Coinciding with the pandemic, the periodic downturn traditionally observed in the dry bulk sector over the Chinese New Year formed the “perfect storm leaving little room for earnings to bounce back,” according to experts at Piraeus-based shipping and shipbroking firm Golden Destiny. “Owners of large vessels in particular still face damp market conditions,” Golden Destiny experts said.
In contrast, the crude oil tanker sector in March saw a substantial surge in rates due to a sharp decline in oil prices and increased chartering activity on all major trading routes. Very large crude carrier (VLCC) earnings on the Middle East-China route, for example, shot up to $233,600 per day on March 31st compared with $31,000 on February 28th.
In whole, world merchandise trade is expected to fall by between 13 and 32 percent in 2020 as COVID-19 disrupts normal economic activity and life around the globe, according to a statement released by the Geneva-based World Trade Organisation (WTO) on April 8.
Nearly all regions will suffer double-digit declines in trade volumes this year, especially those of electronics and automotive products, while exports from North America and Asia will be hit hardest, according to the WTO, whose experts warned that “the decline will likely exceed the trade slump brought on by the global financial crisis of 2008-2009.”
“These numbers are ugly.
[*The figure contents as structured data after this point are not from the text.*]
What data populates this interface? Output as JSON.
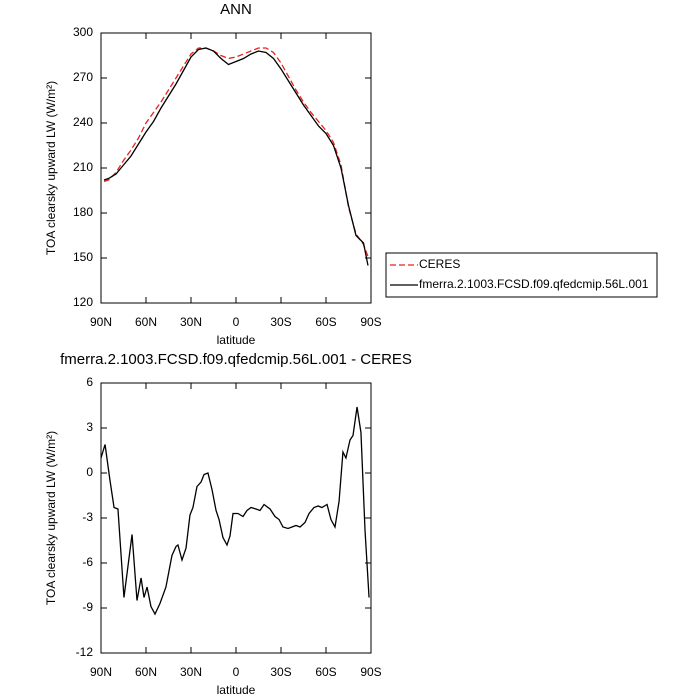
{
  "chart_data": [
    {
      "type": "line",
      "title": "ANN",
      "xlabel": "latitude",
      "ylabel": "TOA clearsky upward LW (W/m²)",
      "xlim": [
        90,
        -90
      ],
      "ylim": [
        120,
        300
      ],
      "xticks": [
        {
          "value": 90,
          "label": "90N"
        },
        {
          "value": 60,
          "label": "60N"
        },
        {
          "value": 30,
          "label": "30N"
        },
        0,
        {
          "value": -30,
          "label": "30S"
        },
        {
          "value": -60,
          "label": "60S"
        },
        {
          "value": -90,
          "label": "90S"
        }
      ],
      "yticks": [
        120,
        150,
        180,
        210,
        240,
        270,
        300
      ],
      "legend": "outside right",
      "x": [
        88,
        85,
        80,
        75,
        70,
        65,
        60,
        55,
        50,
        45,
        40,
        35,
        30,
        25,
        20,
        15,
        10,
        5,
        0,
        -5,
        -10,
        -15,
        -20,
        -25,
        -30,
        -35,
        -40,
        -45,
        -50,
        -55,
        -60,
        -65,
        -70,
        -75,
        -80,
        -85,
        -88
      ],
      "series": [
        {
          "name": "CERES",
          "color": "#e8221e",
          "style": "dashed",
          "values": [
            201,
            202,
            207,
            215,
            222,
            230,
            240,
            247,
            254,
            262,
            270,
            278,
            286,
            290,
            290,
            288,
            285,
            283,
            284,
            286,
            288,
            290,
            290,
            287,
            280,
            271,
            262,
            254,
            247,
            241,
            235,
            227,
            212,
            184,
            166,
            159,
            151
          ]
        },
        {
          "name": "fmerra.2.1003.FCSD.f09.qfedcmip.56L.001",
          "color": "#000000",
          "style": "solid",
          "values": [
            202,
            203,
            206,
            212,
            218,
            226,
            234,
            241,
            250,
            258,
            266,
            275,
            284,
            289,
            290,
            288,
            283,
            279,
            281,
            283,
            286,
            288,
            287,
            283,
            276,
            268,
            260,
            252,
            245,
            238,
            233,
            225,
            210,
            185,
            165,
            160,
            145
          ]
        }
      ]
    },
    {
      "type": "line",
      "title": "fmerra.2.1003.FCSD.f09.qfedcmip.56L.001 - CERES",
      "xlabel": "latitude",
      "ylabel": "TOA clearsky upward LW (W/m²)",
      "xlim": [
        90,
        -90
      ],
      "ylim": [
        -12,
        6
      ],
      "xticks": [
        {
          "value": 90,
          "label": "90N"
        },
        {
          "value": 60,
          "label": "60N"
        },
        {
          "value": 30,
          "label": "30N"
        },
        0,
        {
          "value": -30,
          "label": "30S"
        },
        {
          "value": -60,
          "label": "60S"
        },
        {
          "value": -90,
          "label": "90S"
        }
      ],
      "yticks": [
        -12,
        -9,
        -6,
        -3,
        0,
        3,
        6
      ],
      "x": [
        90,
        87.3,
        84,
        81.3,
        78.7,
        74.7,
        69.3,
        66,
        63.3,
        61.3,
        59.3,
        56.7,
        54,
        50.7,
        46.7,
        42.7,
        40,
        38.7,
        36,
        33.3,
        30.7,
        28.7,
        26,
        23.3,
        21.3,
        18.7,
        16,
        13.3,
        11.3,
        8.7,
        6,
        4,
        2,
        -1.3,
        -4.7,
        -7.3,
        -10,
        -13.3,
        -16,
        -18.7,
        -22.7,
        -26,
        -28.7,
        -31.3,
        -34.7,
        -37.3,
        -40,
        -42.7,
        -46,
        -48.7,
        -52,
        -54.7,
        -57.3,
        -60.7,
        -63.3,
        -66,
        -68.7,
        -71.3,
        -73.3,
        -76,
        -78,
        -80.7,
        -83.3,
        -86,
        -88.7
      ],
      "series": [
        {
          "color": "#000000",
          "style": "solid",
          "values": [
            1,
            1.9,
            -0.5,
            -2.3,
            -2.4,
            -8.3,
            -4.1,
            -8.5,
            -7,
            -8.3,
            -7.6,
            -8.9,
            -9.4,
            -8.7,
            -7.6,
            -5.5,
            -4.9,
            -4.8,
            -5.8,
            -5,
            -2.8,
            -2.3,
            -0.9,
            -0.6,
            -0.1,
            0,
            -1.1,
            -2.5,
            -3.1,
            -4.3,
            -4.8,
            -4.2,
            -2.7,
            -2.7,
            -2.9,
            -2.5,
            -2.3,
            -2.4,
            -2.5,
            -2.1,
            -2.4,
            -2.9,
            -3.1,
            -3.6,
            -3.7,
            -3.6,
            -3.5,
            -3.6,
            -3.3,
            -2.7,
            -2.3,
            -2.2,
            -2.3,
            -2.1,
            -3.1,
            -3.6,
            -1.9,
            1.4,
            1,
            2.2,
            2.5,
            4.4,
            2.7,
            -3.8,
            -8.3
          ]
        }
      ]
    }
  ]
}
There is no getting around that,” WTO Director-General Roberto Azevedo said in the statement. “But a rapid, vigorous rebound is possible...trade will be an important ingredient here, along with fiscal and monetary policy,” he said.
As factories in China were closed for longer than usual considering the circumstances, Danish shipping giant Maersk in February warned that the coronavirus outbreak would burden earnings this year, adding to the woes of an already lagging container shipping sector.
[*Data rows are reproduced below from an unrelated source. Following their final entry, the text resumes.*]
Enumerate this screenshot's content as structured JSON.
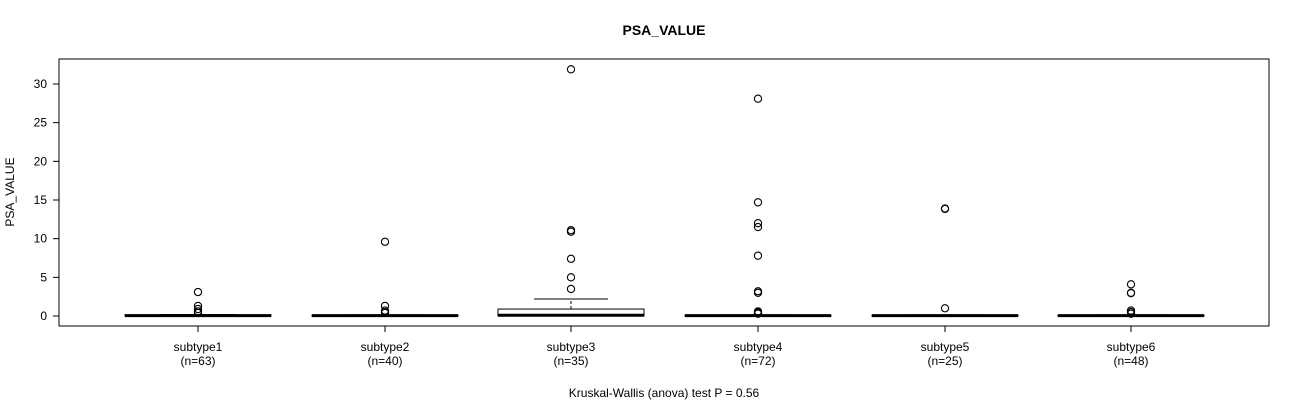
{
  "chart_data": {
    "type": "box",
    "title": "PSA_VALUE",
    "ylabel": "PSA_VALUE",
    "xlabel": "",
    "ylim": [
      -1.3,
      33
    ],
    "yticks": [
      0,
      5,
      10,
      15,
      20,
      25,
      30
    ],
    "yticks_text": [
      "0",
      "5",
      "10",
      "15",
      "20",
      "25",
      "30"
    ],
    "categories": [
      "subtype1",
      "subtype2",
      "subtype3",
      "subtype4",
      "subtype5",
      "subtype6"
    ],
    "counts": [
      "(n=63)",
      "(n=40)",
      "(n=35)",
      "(n=72)",
      "(n=25)",
      "(n=48)"
    ],
    "boxes": [
      {
        "q1": 0.0,
        "median": 0.05,
        "q3": 0.15,
        "whisker_low": 0.0,
        "whisker_high": 0.2,
        "outliers": [
          3.1,
          1.3,
          0.9,
          0.6,
          0.4
        ]
      },
      {
        "q1": 0.0,
        "median": 0.05,
        "q3": 0.1,
        "whisker_low": 0.0,
        "whisker_high": 0.15,
        "outliers": [
          9.6,
          1.3,
          0.7,
          0.5,
          0.4
        ]
      },
      {
        "q1": 0.0,
        "median": 0.1,
        "q3": 0.9,
        "whisker_low": 0.0,
        "whisker_high": 2.2,
        "outliers": [
          31.9,
          11.1,
          10.9,
          7.4,
          5.0,
          3.5
        ]
      },
      {
        "q1": 0.0,
        "median": 0.05,
        "q3": 0.1,
        "whisker_low": 0.0,
        "whisker_high": 0.15,
        "outliers": [
          28.1,
          14.7,
          12.0,
          11.5,
          7.8,
          3.2,
          3.0,
          0.6,
          0.5,
          0.4,
          0.3
        ]
      },
      {
        "q1": 0.0,
        "median": 0.05,
        "q3": 0.1,
        "whisker_low": 0.0,
        "whisker_high": 0.15,
        "outliers": [
          13.9,
          13.85,
          1.0
        ]
      },
      {
        "q1": 0.0,
        "median": 0.05,
        "q3": 0.1,
        "whisker_low": 0.0,
        "whisker_high": 0.15,
        "outliers": [
          4.1,
          3.0,
          2.95,
          0.7,
          0.5,
          0.3
        ]
      }
    ],
    "note": "Kruskal-Wallis (anova) test P = 0.56",
    "grid": false,
    "colors": {
      "box_fill": "#ffffff",
      "stroke": "#000000"
    }
  }
}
“In addition to human risk, the outbreak of the virus also poses an economic risk to Maersk’s operations and its trade volumes,” a Maersk statement noted. “Fear of the virus and the efforts to prevent its spread will see an increasing pressure on the supply-demand balance.”
Maersk’s shareholders lost 37% in value in the 3-month period since the beginning of the year due to a drop in container shipping demand, according to a Drewry report.
In addition to reduced trade, regular crew changes have been interrupted in China and at ports around the world, adding to the shipping industry's list of Coronavirus-related challenges.
“The restrictions in place have resulted in thousands of seafarers being at sea for several months already, and this, combined with demanding tasks, both physical and mental, increases exponentially the risk of marine accidents and disasters happening, which is a daunting scenario for an already fragile and stretched global economy,” said International Chamber of Shipping (ICS) Secretary General Guy Platten and International Transport Worker’s Federation (ITF) General Secretary Stephen Cotton in a joint statement released April 7.
An industry in which Greek-owned companies take the lead in terms of merchant fleet deadweight tonnage, maritime shipping is responsible for over 90% of international trade.
The sector’s forecast remains dreary as leading container lines are forced to cancel sailings, merge routes, and re-route ships amidst decreasing demand. Meanwhile, the market remains volatile as the world waits for a much anticipated solution to COVID-19 and the economic toll it has taken on business and trade globally.
“The stricter the lockdowns and the longer it takes to start relieving the confinement measures, the riskier it becomes for a gradual disruption of ocean transportation,” Vassilikos said.